However, when filtering the data using the command : filterdata(indmiss=0.7,snpmiss=0.05,min_mac=2,dohefilter=TRUE,snpdepthfilter=TRUE,min_spacing=500,nchroms=NULL,silent=TRUE)

I have had several populations which have had no individuals retained after the filters. I figured the filters were applied per population instead of the read as a whole, so it may be more strict this way as I had limited individuals/population. SambaR didn't accept population with no individuals. This was an issue for me because I wish to analyse population structure with as many population as possible. One of the options SambaR mentioned was to merge populations that had no individual retained into another. I decided it may be better to merge all populations into one, so that the filters applies to the short reads as a whole instead of by population. Later on, I thought I may be able to extract PED/MAP files for this and manually add the population name before going on to the analyses.

I used the mergepop() command to merge all my populations into one population successfully. In the previous version (v1.06), I was able to merge all population into one population and was able to filter the data using the filterdata() command as above. After this, I was also able (using v1.06) to export PED/MAP files of the filtered data using exportsambarfiles().

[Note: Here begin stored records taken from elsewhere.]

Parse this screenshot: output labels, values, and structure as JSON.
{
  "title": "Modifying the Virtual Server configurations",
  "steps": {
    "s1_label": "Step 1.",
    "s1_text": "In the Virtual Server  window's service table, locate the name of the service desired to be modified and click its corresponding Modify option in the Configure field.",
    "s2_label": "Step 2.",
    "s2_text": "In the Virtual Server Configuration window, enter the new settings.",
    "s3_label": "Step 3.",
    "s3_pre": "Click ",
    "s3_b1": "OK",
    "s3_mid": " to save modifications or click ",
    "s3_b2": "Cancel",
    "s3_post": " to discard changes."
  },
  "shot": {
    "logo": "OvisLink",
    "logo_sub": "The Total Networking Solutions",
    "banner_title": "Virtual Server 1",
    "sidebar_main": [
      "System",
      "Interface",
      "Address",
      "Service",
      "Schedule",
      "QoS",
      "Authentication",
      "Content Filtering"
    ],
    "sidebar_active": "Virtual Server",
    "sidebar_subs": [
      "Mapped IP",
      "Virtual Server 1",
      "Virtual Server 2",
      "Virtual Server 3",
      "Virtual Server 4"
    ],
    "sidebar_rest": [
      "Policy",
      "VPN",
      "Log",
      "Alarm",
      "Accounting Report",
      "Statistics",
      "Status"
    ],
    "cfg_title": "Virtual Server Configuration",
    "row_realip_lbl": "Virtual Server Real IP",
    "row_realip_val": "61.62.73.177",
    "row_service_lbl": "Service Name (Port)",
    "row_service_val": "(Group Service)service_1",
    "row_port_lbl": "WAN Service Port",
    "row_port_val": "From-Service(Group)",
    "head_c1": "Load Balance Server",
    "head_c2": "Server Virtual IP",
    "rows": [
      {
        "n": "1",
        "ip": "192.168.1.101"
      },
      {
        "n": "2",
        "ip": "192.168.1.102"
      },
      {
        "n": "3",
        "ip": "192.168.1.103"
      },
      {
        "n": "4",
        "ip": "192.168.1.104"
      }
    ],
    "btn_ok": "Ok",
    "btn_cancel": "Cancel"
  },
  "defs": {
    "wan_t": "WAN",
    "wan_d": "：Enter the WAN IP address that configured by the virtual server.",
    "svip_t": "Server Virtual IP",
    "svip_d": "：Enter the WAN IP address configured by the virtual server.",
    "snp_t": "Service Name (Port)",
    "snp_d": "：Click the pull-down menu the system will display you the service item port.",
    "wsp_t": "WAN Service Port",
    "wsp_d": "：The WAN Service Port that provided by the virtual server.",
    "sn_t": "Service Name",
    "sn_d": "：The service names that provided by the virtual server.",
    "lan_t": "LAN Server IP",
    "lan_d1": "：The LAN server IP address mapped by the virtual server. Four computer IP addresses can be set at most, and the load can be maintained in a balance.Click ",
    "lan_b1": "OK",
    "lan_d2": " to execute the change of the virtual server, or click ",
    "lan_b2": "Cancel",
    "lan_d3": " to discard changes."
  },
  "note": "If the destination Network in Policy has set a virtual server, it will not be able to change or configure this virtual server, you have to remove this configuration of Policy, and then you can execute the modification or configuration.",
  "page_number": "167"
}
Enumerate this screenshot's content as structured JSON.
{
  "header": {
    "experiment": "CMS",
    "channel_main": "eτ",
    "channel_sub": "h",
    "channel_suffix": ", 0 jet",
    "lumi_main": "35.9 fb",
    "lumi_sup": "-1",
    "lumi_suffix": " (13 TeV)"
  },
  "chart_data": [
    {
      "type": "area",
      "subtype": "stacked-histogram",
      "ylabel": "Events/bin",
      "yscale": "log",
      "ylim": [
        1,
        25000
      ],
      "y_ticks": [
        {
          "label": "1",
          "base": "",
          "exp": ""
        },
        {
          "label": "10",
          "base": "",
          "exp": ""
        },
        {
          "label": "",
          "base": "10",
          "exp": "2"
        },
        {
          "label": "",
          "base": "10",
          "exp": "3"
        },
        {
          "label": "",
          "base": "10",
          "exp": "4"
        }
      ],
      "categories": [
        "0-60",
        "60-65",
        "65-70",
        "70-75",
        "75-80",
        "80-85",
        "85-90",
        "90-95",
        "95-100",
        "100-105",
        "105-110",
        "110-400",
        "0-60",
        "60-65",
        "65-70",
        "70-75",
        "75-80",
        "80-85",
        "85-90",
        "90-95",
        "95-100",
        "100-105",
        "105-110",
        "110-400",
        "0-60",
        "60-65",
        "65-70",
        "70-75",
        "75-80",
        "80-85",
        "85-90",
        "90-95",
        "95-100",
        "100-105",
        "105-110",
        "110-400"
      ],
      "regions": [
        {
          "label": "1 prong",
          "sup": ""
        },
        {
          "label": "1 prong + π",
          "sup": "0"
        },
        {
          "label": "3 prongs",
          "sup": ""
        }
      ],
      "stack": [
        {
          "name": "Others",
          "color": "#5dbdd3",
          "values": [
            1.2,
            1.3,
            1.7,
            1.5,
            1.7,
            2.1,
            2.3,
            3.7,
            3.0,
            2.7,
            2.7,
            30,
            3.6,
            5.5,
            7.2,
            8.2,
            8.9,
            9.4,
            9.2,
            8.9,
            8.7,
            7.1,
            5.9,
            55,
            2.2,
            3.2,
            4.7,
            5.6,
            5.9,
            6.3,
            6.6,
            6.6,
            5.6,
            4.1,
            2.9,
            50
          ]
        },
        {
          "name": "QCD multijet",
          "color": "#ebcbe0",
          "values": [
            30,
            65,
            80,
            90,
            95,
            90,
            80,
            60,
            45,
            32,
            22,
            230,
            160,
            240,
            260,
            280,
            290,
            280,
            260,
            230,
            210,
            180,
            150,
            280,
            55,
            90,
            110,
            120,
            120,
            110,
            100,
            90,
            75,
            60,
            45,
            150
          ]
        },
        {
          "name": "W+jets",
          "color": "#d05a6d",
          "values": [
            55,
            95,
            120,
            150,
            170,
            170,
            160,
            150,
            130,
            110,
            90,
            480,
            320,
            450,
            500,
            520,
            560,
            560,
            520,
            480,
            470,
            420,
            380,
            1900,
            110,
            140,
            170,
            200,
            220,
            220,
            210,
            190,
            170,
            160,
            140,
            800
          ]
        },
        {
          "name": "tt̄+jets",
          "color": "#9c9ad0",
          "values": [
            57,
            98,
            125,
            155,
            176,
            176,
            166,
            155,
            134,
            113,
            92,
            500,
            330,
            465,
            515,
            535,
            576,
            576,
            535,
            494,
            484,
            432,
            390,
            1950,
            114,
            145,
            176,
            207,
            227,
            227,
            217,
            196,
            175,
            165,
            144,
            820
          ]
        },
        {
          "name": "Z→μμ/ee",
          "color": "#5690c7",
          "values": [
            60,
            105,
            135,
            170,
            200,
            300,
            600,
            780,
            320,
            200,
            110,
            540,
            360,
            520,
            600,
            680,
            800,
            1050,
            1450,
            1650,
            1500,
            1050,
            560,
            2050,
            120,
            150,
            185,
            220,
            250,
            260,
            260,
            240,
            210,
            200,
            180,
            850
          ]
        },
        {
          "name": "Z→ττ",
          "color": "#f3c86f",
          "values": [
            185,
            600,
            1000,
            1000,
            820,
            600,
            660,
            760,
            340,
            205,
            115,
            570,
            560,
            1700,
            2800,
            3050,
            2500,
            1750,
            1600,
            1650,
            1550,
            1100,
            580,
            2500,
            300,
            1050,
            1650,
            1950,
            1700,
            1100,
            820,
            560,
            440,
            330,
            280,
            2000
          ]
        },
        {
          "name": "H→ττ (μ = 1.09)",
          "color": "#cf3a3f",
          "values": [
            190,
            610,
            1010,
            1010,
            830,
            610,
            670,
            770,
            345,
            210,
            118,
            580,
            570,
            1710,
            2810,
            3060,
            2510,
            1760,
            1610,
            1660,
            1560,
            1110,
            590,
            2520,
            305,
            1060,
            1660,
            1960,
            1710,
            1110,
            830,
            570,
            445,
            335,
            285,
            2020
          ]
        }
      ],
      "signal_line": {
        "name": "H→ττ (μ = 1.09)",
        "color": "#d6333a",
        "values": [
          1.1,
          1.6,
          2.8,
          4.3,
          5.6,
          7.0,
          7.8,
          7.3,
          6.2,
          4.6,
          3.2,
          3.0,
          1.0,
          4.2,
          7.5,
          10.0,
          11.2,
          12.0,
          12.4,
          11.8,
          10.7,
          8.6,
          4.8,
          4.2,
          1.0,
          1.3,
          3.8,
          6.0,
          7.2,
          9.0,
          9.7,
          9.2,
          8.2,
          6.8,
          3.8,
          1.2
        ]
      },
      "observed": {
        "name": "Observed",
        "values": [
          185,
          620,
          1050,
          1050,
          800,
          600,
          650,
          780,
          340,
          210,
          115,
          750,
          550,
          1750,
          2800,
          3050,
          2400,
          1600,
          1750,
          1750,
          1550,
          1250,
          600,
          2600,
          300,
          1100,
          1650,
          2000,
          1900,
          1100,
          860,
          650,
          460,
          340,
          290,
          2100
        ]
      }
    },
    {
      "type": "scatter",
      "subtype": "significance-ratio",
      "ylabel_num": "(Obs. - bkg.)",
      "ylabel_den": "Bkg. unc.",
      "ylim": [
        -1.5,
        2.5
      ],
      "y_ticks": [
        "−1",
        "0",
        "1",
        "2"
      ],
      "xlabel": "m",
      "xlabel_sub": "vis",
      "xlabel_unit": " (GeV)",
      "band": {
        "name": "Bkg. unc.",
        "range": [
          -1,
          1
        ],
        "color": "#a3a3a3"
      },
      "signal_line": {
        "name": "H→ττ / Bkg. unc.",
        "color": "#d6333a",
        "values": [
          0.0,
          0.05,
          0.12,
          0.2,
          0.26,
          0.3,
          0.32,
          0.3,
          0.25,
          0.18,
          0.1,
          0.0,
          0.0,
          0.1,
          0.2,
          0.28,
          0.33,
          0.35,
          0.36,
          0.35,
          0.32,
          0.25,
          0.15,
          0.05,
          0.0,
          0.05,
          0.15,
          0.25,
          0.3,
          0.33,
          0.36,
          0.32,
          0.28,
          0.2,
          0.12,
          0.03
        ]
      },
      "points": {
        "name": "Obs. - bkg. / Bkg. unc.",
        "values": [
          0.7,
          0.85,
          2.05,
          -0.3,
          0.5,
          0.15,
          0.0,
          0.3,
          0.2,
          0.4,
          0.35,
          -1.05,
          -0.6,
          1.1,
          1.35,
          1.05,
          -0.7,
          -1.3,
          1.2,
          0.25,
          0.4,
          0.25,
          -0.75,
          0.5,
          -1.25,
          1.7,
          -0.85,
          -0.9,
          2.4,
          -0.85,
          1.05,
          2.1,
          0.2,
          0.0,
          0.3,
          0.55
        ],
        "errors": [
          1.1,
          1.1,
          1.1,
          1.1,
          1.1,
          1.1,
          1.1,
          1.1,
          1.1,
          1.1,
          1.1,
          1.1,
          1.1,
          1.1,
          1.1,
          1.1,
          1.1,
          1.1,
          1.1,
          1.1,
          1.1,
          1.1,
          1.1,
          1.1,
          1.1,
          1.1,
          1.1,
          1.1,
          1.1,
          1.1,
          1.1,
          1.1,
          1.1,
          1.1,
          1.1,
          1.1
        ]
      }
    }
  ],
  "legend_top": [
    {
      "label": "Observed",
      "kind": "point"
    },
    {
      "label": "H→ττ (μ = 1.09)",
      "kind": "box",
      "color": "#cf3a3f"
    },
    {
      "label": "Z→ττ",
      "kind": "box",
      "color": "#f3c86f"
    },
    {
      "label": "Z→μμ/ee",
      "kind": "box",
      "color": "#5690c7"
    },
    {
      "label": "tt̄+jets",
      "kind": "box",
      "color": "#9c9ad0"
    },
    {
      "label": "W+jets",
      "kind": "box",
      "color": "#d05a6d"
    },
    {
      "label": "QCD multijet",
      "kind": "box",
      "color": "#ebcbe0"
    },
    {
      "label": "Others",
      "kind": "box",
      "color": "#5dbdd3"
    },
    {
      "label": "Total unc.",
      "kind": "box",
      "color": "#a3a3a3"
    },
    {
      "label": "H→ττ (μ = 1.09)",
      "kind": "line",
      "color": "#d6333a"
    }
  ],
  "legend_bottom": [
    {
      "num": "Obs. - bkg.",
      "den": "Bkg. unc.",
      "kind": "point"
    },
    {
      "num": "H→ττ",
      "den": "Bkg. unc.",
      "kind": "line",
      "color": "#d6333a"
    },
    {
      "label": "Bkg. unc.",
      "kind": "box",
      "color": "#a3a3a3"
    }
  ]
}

However in v1.07 I noticed after the mergepop() command to merge all populations into one, that later on functions such as exportsambarfiles() and findstructure() returns an error that I have not seen in the previous version.

The error message I had after the command was as follow:

exportsambarfiles() Currently only 1 population defined. Not exporting Bayesass input ('Bayesassinput.immanc.txt'). Creating input for Treemix... Error in colnames<-(*tmp*, value = popnames) : attempt to set 'colnames' on an object with less than two dimensions findstructure(Kmax=6,add_legend=TRUE,legend_pos ="bottomright",legend_cex=3,symbol_size=3) Redefining order of populations as specified by pop_order flag. Expected population names: 1 ERROR: vector input to pop_order argument is not the same length as vector input to popnames argument.

Perhaps, when SambaR was merging populations, there was an issue in changing the vector length that wasn't observed in the previous version. Is there any way I can apply the filterdata() option to the short reads as a whole instead of by population to avoid the need to use mergepop()?

Sorry for the lengthy explanation. Hope this somewhat makes sense of the issue and thank you for your time.

Rico :)

mennodejong1986 commented 2 years ago

Hi Rico,

I uploaded a new source SambaR script with some small edits to the mergepop function. I think this will solve the error you encountered when trying to run the findstructure function. Thanks for reporting this issue.

I didn't manage yet to reproduce the error you encountered with the exportsambarfiles() function, but if you are not interested in running treemix this can be bypassed as follows: exportsambarfiles(do_treemix=FALSE)

As a more general note, it is not ideal to merge all individuals in one single population, as the population colours help to interpret output plots. The snps filters are always set relative to the entire dataset, not to data subsets (i.e., not per population).

Best,

Menno

ricohabeahan commented 2 years ago

Thanks Menno! The updated source code seems to have fixed the issue with the mergepop() command. I can now run exportsambarfiles(do_treemix=FALSE) with PED/MAP files exported as well as further analyses command.

Best, Rico.